My word at the beginning of this year was “new wine.” I cannot begin to describe to you the ways God has poured “new wine” into me. But I had to be willing to let go of the old in order to get the new. The first letting go started at the end of 2019 when I heard the Lord say it is time for some necessary endings. I want you to go back to your original design of writing and teaching (as I had become employer and fundraiser and rarely had time to sit down and do what I’m doing now. And I was sullen and lost a little. So, naturally and without effort, The Next Experience ended, the doors of the strip clubs in our city closed and it all had this seemingly necessarily and gracious ending. I did an online Bible Study and enjoyed that beyond words! I’ve written more blogs this year than I’ve written in probably the last decade. Then, in the middle of the year we moved and God opened a door for me to build a home, a dream I’ve had for years but one I didn’t know would ever happen. He told me it will be a home to “house My glory.” But none of the new could have come had I held onto the old.

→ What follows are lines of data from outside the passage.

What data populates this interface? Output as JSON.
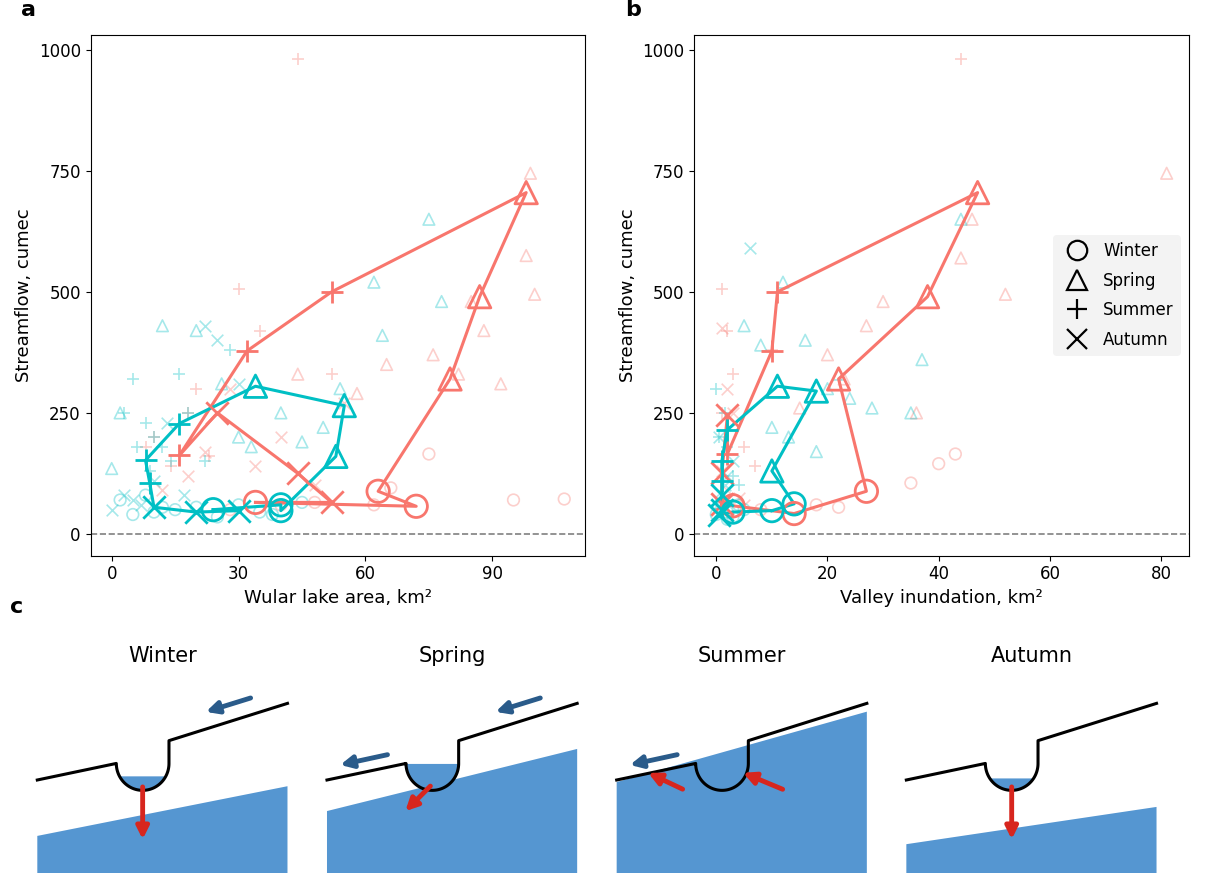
{
  "chart_data": [
    {
      "type": "scatter",
      "title": "a",
      "x_label": "Wular lake area, km²",
      "y_label": "Streamflow, cumec",
      "xlim": [
        -5,
        112
      ],
      "xticks": [
        0,
        30,
        60,
        90
      ],
      "ylim": [
        -45,
        1030
      ],
      "yticks": [
        0,
        250,
        500,
        750,
        1000
      ],
      "reference_y": 0,
      "series": [
        {
          "name": "Winter",
          "color": "#F8766D",
          "marker": "circle",
          "x": [
            107,
            75,
            66,
            48,
            62,
            95,
            28,
            40
          ],
          "y": [
            72,
            165,
            95,
            65,
            60,
            70,
            50,
            60
          ]
        },
        {
          "name": "Spring",
          "color": "#F8766D",
          "marker": "triangle",
          "x": [
            99,
            98,
            100,
            85,
            76,
            82,
            58,
            65,
            88,
            92,
            44
          ],
          "y": [
            745,
            575,
            495,
            480,
            370,
            330,
            290,
            350,
            420,
            310,
            330
          ]
        },
        {
          "name": "Summer",
          "color": "#F8766D",
          "marker": "plus",
          "x": [
            44,
            30,
            20,
            10,
            14,
            23,
            35,
            52,
            18,
            8
          ],
          "y": [
            980,
            505,
            300,
            200,
            140,
            160,
            420,
            330,
            250,
            180
          ]
        },
        {
          "name": "Autumn",
          "color": "#F8766D",
          "marker": "x",
          "x": [
            28,
            40,
            22,
            55,
            18,
            12,
            34,
            48
          ],
          "y": [
            300,
            200,
            170,
            270,
            120,
            90,
            140,
            100
          ]
        },
        {
          "name": "Winter",
          "color": "#00BFC4",
          "marker": "circle",
          "x": [
            5,
            10,
            15,
            20,
            25,
            30,
            35,
            2,
            8,
            12,
            45,
            38
          ],
          "y": [
            40,
            45,
            50,
            55,
            35,
            60,
            45,
            70,
            80,
            55,
            65,
            40
          ]
        },
        {
          "name": "Spring",
          "color": "#00BFC4",
          "marker": "triangle",
          "x": [
            0,
            2,
            12,
            20,
            26,
            30,
            45,
            50,
            62,
            64,
            75,
            78,
            54,
            40,
            33
          ],
          "y": [
            135,
            250,
            430,
            420,
            310,
            200,
            190,
            220,
            520,
            410,
            650,
            480,
            300,
            250,
            180
          ]
        },
        {
          "name": "Summer",
          "color": "#00BFC4",
          "marker": "plus",
          "x": [
            3,
            5,
            8,
            10,
            12,
            14,
            16,
            18,
            22,
            28,
            6,
            9
          ],
          "y": [
            250,
            320,
            230,
            200,
            180,
            150,
            330,
            250,
            150,
            380,
            180,
            130
          ]
        },
        {
          "name": "Autumn",
          "color": "#00BFC4",
          "marker": "x",
          "x": [
            0,
            3,
            5,
            7,
            10,
            13,
            17,
            22,
            25,
            30
          ],
          "y": [
            50,
            80,
            70,
            60,
            110,
            230,
            80,
            430,
            400,
            310
          ]
        }
      ],
      "trajectories": [
        {
          "color": "#F8766D",
          "x": [
            34,
            72,
            63,
            80,
            87,
            98,
            52,
            32,
            16,
            25,
            44,
            52
          ],
          "y": [
            65,
            57,
            88,
            320,
            490,
            705,
            500,
            378,
            162,
            250,
            125,
            65
          ],
          "seasons": [
            "Winter",
            "Winter",
            "Winter",
            "Spring",
            "Spring",
            "Spring",
            "Summer",
            "Summer",
            "Summer",
            "Autumn",
            "Autumn",
            "Autumn"
          ]
        },
        {
          "color": "#00BFC4",
          "x": [
            24,
            40,
            40,
            53,
            55,
            34,
            16,
            8,
            9,
            10,
            20,
            30
          ],
          "y": [
            50,
            60,
            48,
            160,
            265,
            305,
            228,
            152,
            105,
            55,
            45,
            48
          ],
          "seasons": [
            "Winter",
            "Winter",
            "Winter",
            "Spring",
            "Spring",
            "Spring",
            "Summer",
            "Summer",
            "Summer",
            "Autumn",
            "Autumn",
            "Autumn"
          ]
        }
      ]
    },
    {
      "type": "scatter",
      "title": "b",
      "x_label": "Valley inundation, km²",
      "y_label": "Streamflow, cumec",
      "xlim": [
        -4,
        85
      ],
      "xticks": [
        0,
        20,
        40,
        60,
        80
      ],
      "ylim": [
        -45,
        1030
      ],
      "yticks": [
        0,
        250,
        500,
        750,
        1000
      ],
      "reference_y": 0,
      "legend": "center right",
      "series": [
        {
          "name": "Winter",
          "color": "#F8766D",
          "marker": "circle",
          "x": [
            43,
            40,
            35,
            18,
            22,
            8
          ],
          "y": [
            165,
            145,
            105,
            60,
            55,
            50
          ]
        },
        {
          "name": "Spring",
          "color": "#F8766D",
          "marker": "triangle",
          "x": [
            81,
            44,
            52,
            46,
            30,
            27,
            20,
            23,
            15,
            36
          ],
          "y": [
            745,
            570,
            495,
            650,
            480,
            430,
            370,
            320,
            260,
            250
          ]
        },
        {
          "name": "Summer",
          "color": "#F8766D",
          "marker": "plus",
          "x": [
            44,
            1,
            2,
            3,
            1,
            5,
            7,
            10
          ],
          "y": [
            980,
            505,
            420,
            330,
            250,
            180,
            140,
            380
          ]
        },
        {
          "name": "Autumn",
          "color": "#F8766D",
          "marker": "x",
          "x": [
            1,
            2,
            3,
            1,
            2,
            4,
            5
          ],
          "y": [
            425,
            300,
            250,
            130,
            90,
            75,
            60
          ]
        },
        {
          "name": "Winter",
          "color": "#00BFC4",
          "marker": "circle",
          "x": [
            0,
            1,
            2,
            3,
            4,
            5,
            1,
            2
          ],
          "y": [
            40,
            55,
            45,
            35,
            60,
            50,
            70,
            30
          ]
        },
        {
          "name": "Spring",
          "color": "#00BFC4",
          "marker": "triangle",
          "x": [
            5,
            8,
            12,
            16,
            20,
            24,
            28,
            35,
            37,
            44,
            10,
            13,
            18,
            22
          ],
          "y": [
            430,
            390,
            520,
            400,
            300,
            280,
            260,
            250,
            360,
            650,
            220,
            200,
            170,
            330
          ]
        },
        {
          "name": "Summer",
          "color": "#00BFC4",
          "marker": "plus",
          "x": [
            0,
            0.5,
            1,
            1.5,
            2,
            3,
            4
          ],
          "y": [
            300,
            200,
            150,
            250,
            180,
            120,
            100
          ]
        },
        {
          "name": "Autumn",
          "color": "#00BFC4",
          "marker": "x",
          "x": [
            0,
            1,
            2,
            3,
            6,
            0.5,
            1.5
          ],
          "y": [
            50,
            80,
            120,
            150,
            590,
            200,
            100
          ]
        }
      ],
      "trajectories": [
        {
          "color": "#F8766D",
          "x": [
            14,
            27,
            22,
            38,
            47,
            11,
            10,
            2,
            2,
            1,
            1,
            3
          ],
          "y": [
            42,
            88,
            320,
            490,
            705,
            500,
            378,
            165,
            245,
            125,
            62,
            58
          ],
          "seasons": [
            "Winter",
            "Winter",
            "Spring",
            "Spring",
            "Spring",
            "Summer",
            "Summer",
            "Summer",
            "Autumn",
            "Autumn",
            "Autumn",
            "Winter"
          ]
        },
        {
          "color": "#00BFC4",
          "x": [
            10,
            14,
            10,
            18,
            11,
            2,
            1,
            1,
            1,
            1,
            0.5,
            3
          ],
          "y": [
            48,
            62,
            130,
            295,
            305,
            215,
            150,
            110,
            80,
            50,
            40,
            45
          ],
          "seasons": [
            "Winter",
            "Winter",
            "Spring",
            "Spring",
            "Spring",
            "Summer",
            "Summer",
            "Summer",
            "Autumn",
            "Autumn",
            "Autumn",
            "Winter"
          ]
        }
      ]
    }
  ],
  "diagram": {
    "label": "c",
    "panels": [
      "Winter",
      "Spring",
      "Summer",
      "Autumn"
    ]
  }
}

So, before you close out this truly notable year, don’t forget to take note of all the ways God has been with you, walked with you, provided for you, delighted you and loved you. What old has gone? What new has come? Remembering is far more powerful than any other gift we can give our heart.
As we move to 2021, want to know what 21 means? It means “manifest Spirit.” The Spirit of God actually made manifest. I cannot even imagine what that will mean for us, but oh my goodness I cannot wait to see!